Thursday, December 2, 2010

Braun: Fickle immigration policies keep green card out of reach for accomplished N.J. woman (The Star-Ledger)


Braun: Fickle immigration policies keep green card out of reach for accomplished N.J. woman
Published: Thursday, December 02, 2010, 8:56 AM Updated: Thursday, December 02, 2010, 9:22 AM
Bob Braun/Star-Ledger Columnist

TOMS RIVER — Cecilia Ojoawo says she lives in a kind of limbo, and that is not a good place to be. Far worse for someone, like her, who is blind and alone. In a different time not long ago, she would probably be celebrated as a brave and accomplished woman, worthy of help or, at least, compassion.

But Ojoawo is one of the unwanted in this country. She may have, in her solitary darkness, earned an undergraduate and master’s degree and finished her coursework for a doctorate at Boston University. She may have worked as a public school teacher and counselor for a state agency for the blind. She may have been an advocate and volunteer for blind Americans. She may have for 25 years contributed to the lives of others who cannot see.

She may have done all that, but she is an immigrant, an out-of-status immigrant, and that has led her to lose a work permit she had for a quarter-century and, with it, her ability to earn a living.

Her home in Toms River is in foreclosure because she cannot pay the mortgage. When it gets sold, she also will be homeless. She has no money to return to Nigeria and, even if she did, has no one there to help her. She has no family here and few there.

"Ever since I was a child, I have tried to overcome what happened to me and use the knowledge I have gained to help others,’’ says Ojoawo, 53. "I think I have done some good.’’

Her blindness is a result of small pox, contracted as a 10-year-old in Nigeria, where she was born and lived until she came here for college. For the last 30 years, she has lived in the United States, first as a student and then as a teacher, counselor and advocate for the blind.

Ojoawo’s problem is the word "most." If she had lived all that time in the United States, not just most of it, she would not be facing destitution and homelessness. In 1986, however, she returned for several months to Nigeria to care for a brother who was in a car crash.

According to the federal bureau of Immigration and Customs Enforcement, she overstayed the time she should have been away and that landed her out-of-status. She also, immigration officials say, worked when she should have been just a college student.
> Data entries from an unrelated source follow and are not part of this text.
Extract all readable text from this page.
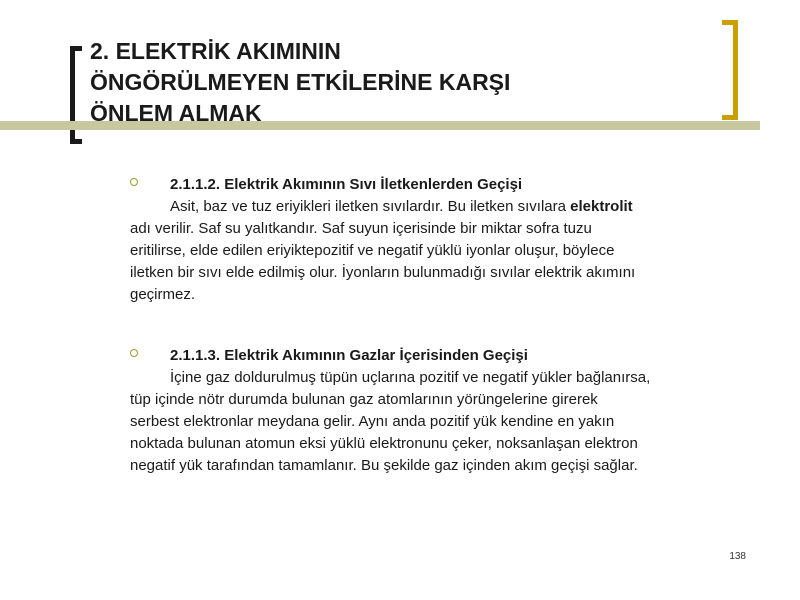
2. ELEKTRİK AKIMININ
ÖNGÖRÜLMEYEN ETKİLERİNE KARŞI
ÖNLEM ALMAK
2.1.1.2. Elektrik Akımının Sıvı İletkenlerden Geçişi
Asit, baz ve tuz eriyikleri iletken sıvılardır. Bu iletken sıvılara elektrolit
adı verilir. Saf su yalıtkandır. Saf suyun içerisinde bir miktar sofra tuzu
eritilirse, elde edilen eriyiktepozitif ve negatif yüklü iyonlar oluşur, böylece
iletken bir sıvı elde edilmiş olur. İyonların bulunmadığı sıvılar elektrik akımını
geçirmez.
2.1.1.3. Elektrik Akımının Gazlar İçerisinden Geçişi
İçine gaz doldurulmuş tüpün uçlarına pozitif ve negatif yükler bağlanırsa,
tüp içinde nötr durumda bulunan gaz atomlarının yörüngelerine girerek
serbest elektronlar meydana gelir. Aynı anda pozitif yük kendine en yakın
noktada bulunan atomun eksi yüklü elektronunu çeker, noksanlaşan elektron
negatif yük tarafından tamamlanır. Bu şekilde gaz içinden akım geçişi sağlar.
138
There was a time when federal immigration policy was more forgiving. Ojoawo’s life coincided with that era — a time when the government granted amnesty more easily than it does now. She thought she could win amnesty or a second chance of remaining here permanently.
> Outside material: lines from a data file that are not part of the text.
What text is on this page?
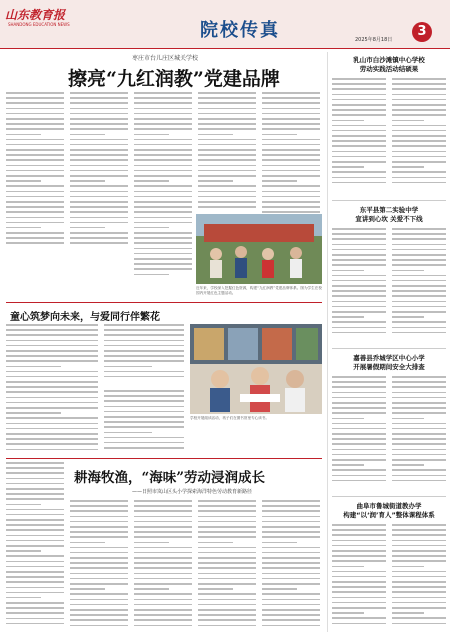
山东教育报
SHANDONG EDUCATION NEWS	院校传真	2025年8月18日
3
枣庄市台儿庄区城关学校
擦亮“九红润教”党建品牌
近年来，学校深入挖掘红色资源，构建“九红润教”党建品牌体系。图为学生在校园内开展红色主题活动。
童心筑梦向未来，与爱同行伴繁花
学校开展阅读活动，孩子们在图书馆里专心读书。
耕海牧渔，“海味”劳动浸润成长
——日照市岚山区头小学探索海洋特色劳动教育新路径
乳山市白沙滩镇中心学校
劳动实践活动结硕果
东平县第二实验中学
宣讲到心坎 关爱不下线
嘉善县乔城学区中心小学
开展暑假期间安全大排查
曲阜市鲁城街道教办学
构建“以‘润’育人”整体课程体系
"It was confusing," she says. "Although the government said I was out of status, I continued to receive work permits every three years. They obviously knew I was here and they knew what my status was."
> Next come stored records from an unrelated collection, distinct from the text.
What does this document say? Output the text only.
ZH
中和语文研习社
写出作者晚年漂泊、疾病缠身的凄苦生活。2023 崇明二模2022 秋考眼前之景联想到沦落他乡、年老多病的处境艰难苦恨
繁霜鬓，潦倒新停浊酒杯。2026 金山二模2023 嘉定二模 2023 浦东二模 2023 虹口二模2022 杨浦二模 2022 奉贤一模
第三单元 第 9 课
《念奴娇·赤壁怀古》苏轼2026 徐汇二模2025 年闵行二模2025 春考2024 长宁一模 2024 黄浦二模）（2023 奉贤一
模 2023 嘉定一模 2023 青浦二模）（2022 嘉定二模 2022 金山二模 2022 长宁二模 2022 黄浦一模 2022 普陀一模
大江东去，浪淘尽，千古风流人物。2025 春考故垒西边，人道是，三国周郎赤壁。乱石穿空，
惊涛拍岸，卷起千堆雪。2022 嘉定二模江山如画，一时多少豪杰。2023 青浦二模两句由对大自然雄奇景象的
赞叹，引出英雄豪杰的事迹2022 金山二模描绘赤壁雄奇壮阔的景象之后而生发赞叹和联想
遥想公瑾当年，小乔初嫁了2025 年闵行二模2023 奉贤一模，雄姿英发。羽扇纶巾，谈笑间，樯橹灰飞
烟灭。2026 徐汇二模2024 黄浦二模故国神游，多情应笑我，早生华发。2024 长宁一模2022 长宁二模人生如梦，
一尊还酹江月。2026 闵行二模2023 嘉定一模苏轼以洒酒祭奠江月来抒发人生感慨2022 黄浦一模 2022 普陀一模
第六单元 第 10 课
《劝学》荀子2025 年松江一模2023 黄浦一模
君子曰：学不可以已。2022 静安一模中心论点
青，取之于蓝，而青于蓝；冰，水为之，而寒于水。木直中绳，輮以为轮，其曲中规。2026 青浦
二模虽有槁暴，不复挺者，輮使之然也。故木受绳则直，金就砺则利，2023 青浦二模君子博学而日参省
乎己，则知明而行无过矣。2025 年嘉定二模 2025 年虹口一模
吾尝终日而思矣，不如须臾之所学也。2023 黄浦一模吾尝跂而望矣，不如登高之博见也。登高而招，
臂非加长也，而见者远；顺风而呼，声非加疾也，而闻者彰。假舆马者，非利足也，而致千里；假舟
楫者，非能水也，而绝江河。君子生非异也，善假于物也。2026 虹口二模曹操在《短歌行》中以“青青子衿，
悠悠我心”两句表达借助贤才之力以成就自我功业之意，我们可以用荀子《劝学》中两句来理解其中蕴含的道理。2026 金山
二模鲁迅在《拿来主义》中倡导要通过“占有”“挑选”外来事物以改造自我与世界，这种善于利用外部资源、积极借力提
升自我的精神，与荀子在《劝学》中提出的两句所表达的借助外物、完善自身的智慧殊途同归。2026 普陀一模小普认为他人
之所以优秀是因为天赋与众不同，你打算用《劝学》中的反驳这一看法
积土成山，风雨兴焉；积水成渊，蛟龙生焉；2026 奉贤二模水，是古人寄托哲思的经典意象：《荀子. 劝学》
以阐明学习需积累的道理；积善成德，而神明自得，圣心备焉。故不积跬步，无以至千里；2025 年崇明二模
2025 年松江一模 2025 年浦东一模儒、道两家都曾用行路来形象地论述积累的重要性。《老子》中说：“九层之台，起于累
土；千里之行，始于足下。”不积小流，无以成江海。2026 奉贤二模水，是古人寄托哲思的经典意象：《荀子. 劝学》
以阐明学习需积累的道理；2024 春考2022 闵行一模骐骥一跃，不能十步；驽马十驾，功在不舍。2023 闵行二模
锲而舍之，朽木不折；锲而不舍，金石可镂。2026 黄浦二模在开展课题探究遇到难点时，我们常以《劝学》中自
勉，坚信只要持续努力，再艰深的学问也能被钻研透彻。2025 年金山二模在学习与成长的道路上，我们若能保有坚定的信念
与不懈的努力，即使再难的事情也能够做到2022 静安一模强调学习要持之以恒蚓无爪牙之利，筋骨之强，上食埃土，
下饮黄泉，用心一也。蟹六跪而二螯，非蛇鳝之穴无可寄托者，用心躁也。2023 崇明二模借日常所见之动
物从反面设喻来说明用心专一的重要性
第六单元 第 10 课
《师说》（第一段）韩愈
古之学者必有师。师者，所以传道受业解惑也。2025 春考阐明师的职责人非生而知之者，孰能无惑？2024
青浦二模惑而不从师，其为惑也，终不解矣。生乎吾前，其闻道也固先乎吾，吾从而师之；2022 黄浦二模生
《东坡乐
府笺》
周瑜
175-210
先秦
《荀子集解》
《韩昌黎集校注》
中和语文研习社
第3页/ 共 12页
Over the years, she pursued her efforts to win a green card. The height and complexity of her file mounted and includes, among other things, a concession that one of her appeals was rejected in error. Her last appeal for an adjustment to her status, to allow her to resume working, was denied just weeks ago. Her stay in limbo was extended indefinitely.

"That was a terrible day," she says.

Another terrible day because, a year earlier, she had to resign from her job as a counselor with the New Jersey Commission for the Blind because her work permit was not renewed.

As an out-of-status immigrant, Ojoawo is ineligible for government benefits, including unemployment and disability. She has lived on cashed-in pension benefits but they’re gone. She lives alone, she is broke, and she is soon to be homeless. Just weeks, she says, from eviction.

"As a blind person, I can’t exactly work for under-the-table income," she says. "I can’t show up at someone’s house and offer to clean it."

Ojoawo is pursuing other appeals. The office of U.S. Sen. Robert Menendez has expressed an interest in her case and, perhaps, it can help.

A devout Catholic since childhood, she has made friends throughout the state through the Cursillo movement, a group of Evangelical Christians.

"Cecilia has done so much so much for so many," says her friend Carolyn Ahrens of South Orange, who met the Nigerian in church and, like her, is active in the religious movement. "We should be doing something for her now."

What Ahrens is trying to do — first — is save Ojoawo’s home. The chances look slim.

"But we’re not looking for a miracle," says Ahrens. "We’re looking for justice."